HOUSTON - Poly-Line LLC, a 6-month-old distributor of commodity thermoplastic resins, is expanding with a new facility in Houston. The company was launched in April to provide polyethylene, polypropylene and polystyrene resins to international markets, and now is expanding its domestic operations, President John Keating said in an interview at his office Sept. 24.
Poly-Line was formed as a sister company to In-Line Plastics Inc., a Houston company that reports annual sales of nearly $5 million.
Keating started In-Line three years ago to produce geomembranes and industrial containment systems from high density and low density PE sheet.
Keating was joined by Scott DeCrosta, general manager for Poly-Line, in June, and they have developed a broad plan for expansion and growth for their company. Poly-Line reported sales of $8 million in its first six months of business, Keating said.
While the company started business as an international distributor, moving commodity thermoplastics to South America and the Far East, Keating and DeCrosta now have an eye on domestic markets.

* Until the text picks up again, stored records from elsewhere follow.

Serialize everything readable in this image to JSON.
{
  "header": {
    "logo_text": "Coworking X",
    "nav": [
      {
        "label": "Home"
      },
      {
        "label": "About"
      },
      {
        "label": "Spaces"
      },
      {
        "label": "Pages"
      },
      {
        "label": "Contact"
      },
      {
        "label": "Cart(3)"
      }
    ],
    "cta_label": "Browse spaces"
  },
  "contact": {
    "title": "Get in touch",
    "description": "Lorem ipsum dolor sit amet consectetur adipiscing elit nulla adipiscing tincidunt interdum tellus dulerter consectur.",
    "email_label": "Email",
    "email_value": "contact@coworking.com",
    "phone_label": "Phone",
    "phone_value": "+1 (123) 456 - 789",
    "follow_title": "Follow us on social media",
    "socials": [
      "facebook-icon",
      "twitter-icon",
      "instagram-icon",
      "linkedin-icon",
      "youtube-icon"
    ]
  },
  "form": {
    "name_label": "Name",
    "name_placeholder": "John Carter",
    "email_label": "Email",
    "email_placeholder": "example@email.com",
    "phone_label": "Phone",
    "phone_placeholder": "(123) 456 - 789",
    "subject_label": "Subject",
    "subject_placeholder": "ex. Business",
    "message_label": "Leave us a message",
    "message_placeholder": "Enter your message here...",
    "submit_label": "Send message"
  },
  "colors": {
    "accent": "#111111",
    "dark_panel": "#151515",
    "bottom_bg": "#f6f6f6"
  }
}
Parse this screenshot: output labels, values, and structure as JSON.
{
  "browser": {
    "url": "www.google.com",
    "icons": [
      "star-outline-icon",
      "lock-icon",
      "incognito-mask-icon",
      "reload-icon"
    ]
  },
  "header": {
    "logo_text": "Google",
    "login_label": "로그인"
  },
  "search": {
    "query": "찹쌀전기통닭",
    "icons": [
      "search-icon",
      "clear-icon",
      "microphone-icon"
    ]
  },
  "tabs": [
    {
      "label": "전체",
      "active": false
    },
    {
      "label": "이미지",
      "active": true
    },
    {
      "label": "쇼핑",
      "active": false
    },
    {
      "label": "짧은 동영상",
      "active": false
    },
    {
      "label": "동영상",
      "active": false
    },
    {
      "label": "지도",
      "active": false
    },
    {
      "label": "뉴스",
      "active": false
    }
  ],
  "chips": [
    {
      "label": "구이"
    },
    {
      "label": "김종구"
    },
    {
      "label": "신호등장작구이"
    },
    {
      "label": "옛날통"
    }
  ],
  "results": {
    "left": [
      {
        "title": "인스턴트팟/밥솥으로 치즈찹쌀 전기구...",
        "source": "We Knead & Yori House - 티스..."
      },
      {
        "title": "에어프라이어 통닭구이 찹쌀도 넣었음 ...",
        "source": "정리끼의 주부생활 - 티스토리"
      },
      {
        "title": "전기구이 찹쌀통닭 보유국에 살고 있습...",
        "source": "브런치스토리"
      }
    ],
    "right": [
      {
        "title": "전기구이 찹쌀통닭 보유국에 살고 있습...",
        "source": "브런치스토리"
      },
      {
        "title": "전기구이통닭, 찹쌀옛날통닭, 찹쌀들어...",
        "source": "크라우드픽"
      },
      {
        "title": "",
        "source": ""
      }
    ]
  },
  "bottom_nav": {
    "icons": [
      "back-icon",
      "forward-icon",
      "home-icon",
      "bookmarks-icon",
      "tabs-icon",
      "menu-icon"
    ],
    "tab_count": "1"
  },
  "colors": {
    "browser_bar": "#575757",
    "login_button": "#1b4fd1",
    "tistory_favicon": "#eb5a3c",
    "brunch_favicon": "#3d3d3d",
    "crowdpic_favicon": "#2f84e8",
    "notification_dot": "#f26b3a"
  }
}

The facility expansion includes a 50,000-square-foot building now under construction in Houston. That building will house a packaging line for thermoplastics, and will be served by a railroad line for bulk deliveries, Keating said.
``We will have a break-and-ship line, transfer equipment, silos, and all the rest,'' he said.
That plant will be the company's focal point for national distribution of commodity resins sold through representatives now in Cleveland, western New York state and Houston, he said. DeCrosta added that the company intends to add representatives in Atlanta and Chicago in the coming months.
With the facility, the firm also will be able to pack and ship specific, small quantities of resins to its international customers.
Poly-Line is distributing prime, near-prime, off-grade and wide-spec commodity resins, Keating said.
Besides building its customer base through its new facility, Keating and DeCrosta are working to diversify its supplier base.
``We are trying to build a portfolio of products that would play to every one of our suppliers' strengths.
``More and more, resin producers are turning to distributors to serve portions of the market that they are not tracking, and we are filling that need,'' Keating said.
Keating said he feels he and DeCrosta have advantages in the business from their background and from their location in Houston.
Both Keating and DeCrosta have sales and product management experience with Chevron Chemicals' PE business. Keating formerly was product manager for linear LDPE; DeCrosta was product manager for HDPE.
Keating added that resin compounding could be an option for the company in three to five years.
``We are knowledgeable about the technical side of this business, and we have technical people in place.
``We may grow, and we may need more technical people in the future, but we want to be able to do that as we build a captive customer base and move into the business,'' Keating said.